Robin Schneider, who operates Capitol City Compassion Club at 2010 E. Michigan Ave., said she is “very comfortable” being a patient and a caregiver in Ingham County.

“As soon as I leave Ingham County, I’m nervous,” she said.

Schneider said she has been pulled over by Ingham County police while transporting plants and usable product for her patients — all within the legal quantities — and “it was no problem.”

Schneider said the rules at Capitol City Compassion Club are simple: “Get a caregiver or get lost.”

On Nov. 3, Capital City Caregivers, 2208 E. Michigan Ave., organized a bus trip to Ferndale to protest outside of a community center where a probable cause hearing was happening for the Ferndale Nine. About 20 people rode the bus to show support to those who are part of the same cause.
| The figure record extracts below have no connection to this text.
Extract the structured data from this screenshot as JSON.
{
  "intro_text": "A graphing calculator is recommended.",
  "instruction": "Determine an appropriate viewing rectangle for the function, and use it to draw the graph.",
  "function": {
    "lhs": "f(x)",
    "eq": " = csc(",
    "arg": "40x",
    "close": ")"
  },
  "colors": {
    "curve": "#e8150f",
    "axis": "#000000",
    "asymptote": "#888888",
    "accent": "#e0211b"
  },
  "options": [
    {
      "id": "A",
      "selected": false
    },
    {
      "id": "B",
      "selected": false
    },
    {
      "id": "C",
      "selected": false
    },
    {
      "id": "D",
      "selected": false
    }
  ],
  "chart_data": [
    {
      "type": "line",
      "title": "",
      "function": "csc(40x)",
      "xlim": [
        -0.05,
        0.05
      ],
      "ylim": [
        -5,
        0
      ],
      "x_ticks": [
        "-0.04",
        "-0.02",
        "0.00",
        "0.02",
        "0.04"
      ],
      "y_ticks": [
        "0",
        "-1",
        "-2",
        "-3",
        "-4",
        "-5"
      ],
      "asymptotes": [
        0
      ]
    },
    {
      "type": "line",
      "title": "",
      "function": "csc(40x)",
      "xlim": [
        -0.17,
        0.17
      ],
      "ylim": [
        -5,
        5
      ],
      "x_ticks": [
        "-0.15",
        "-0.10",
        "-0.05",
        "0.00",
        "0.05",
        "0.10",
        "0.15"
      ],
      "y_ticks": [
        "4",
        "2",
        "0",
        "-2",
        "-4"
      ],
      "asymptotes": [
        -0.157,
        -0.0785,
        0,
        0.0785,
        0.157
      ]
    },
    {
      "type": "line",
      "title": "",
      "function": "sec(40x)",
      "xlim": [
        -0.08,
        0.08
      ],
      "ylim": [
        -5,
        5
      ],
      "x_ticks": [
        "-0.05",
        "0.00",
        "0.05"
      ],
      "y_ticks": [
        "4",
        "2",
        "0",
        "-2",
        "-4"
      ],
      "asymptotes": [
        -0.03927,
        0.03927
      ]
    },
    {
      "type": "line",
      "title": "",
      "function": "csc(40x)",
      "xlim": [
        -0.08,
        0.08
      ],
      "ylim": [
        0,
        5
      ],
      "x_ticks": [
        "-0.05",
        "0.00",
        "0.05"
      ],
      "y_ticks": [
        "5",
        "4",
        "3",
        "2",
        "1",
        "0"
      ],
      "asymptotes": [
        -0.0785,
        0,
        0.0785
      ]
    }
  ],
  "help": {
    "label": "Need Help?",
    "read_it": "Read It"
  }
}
Ryan Basore, founder of Capital City, said “the more the merrier” when it comes to medical marijuana businesses in Lansing. While the news out of Oakland County and the election of Bill Schuette as attorney general — who led the opposition to the 2008 ballot initiative — is grim for medical marijuana advocates, Basore said Ingham County is still a relatively safe place.

For the protesters in Ferndale, the actions by Bouchard were a violation of patients’ rights.

Twenty-year-old Lansing Community College Student Sierra Porter attended last week’s rally and is in the process of getting her paperwork processed with the state.

“I have a little bit of anxiety, seeing all the different (arrests) in Michigan. What if it happens here?” she wonders.

Porter said despite the questions surrounding law enforcement and medical marijuana dispensaries, it’s nice to be part of a community that’s supporting each other and not hiding in their basements.

“The thought that I’d have people stand up for me and be supportive, that kind of community is pretty cool,” she said.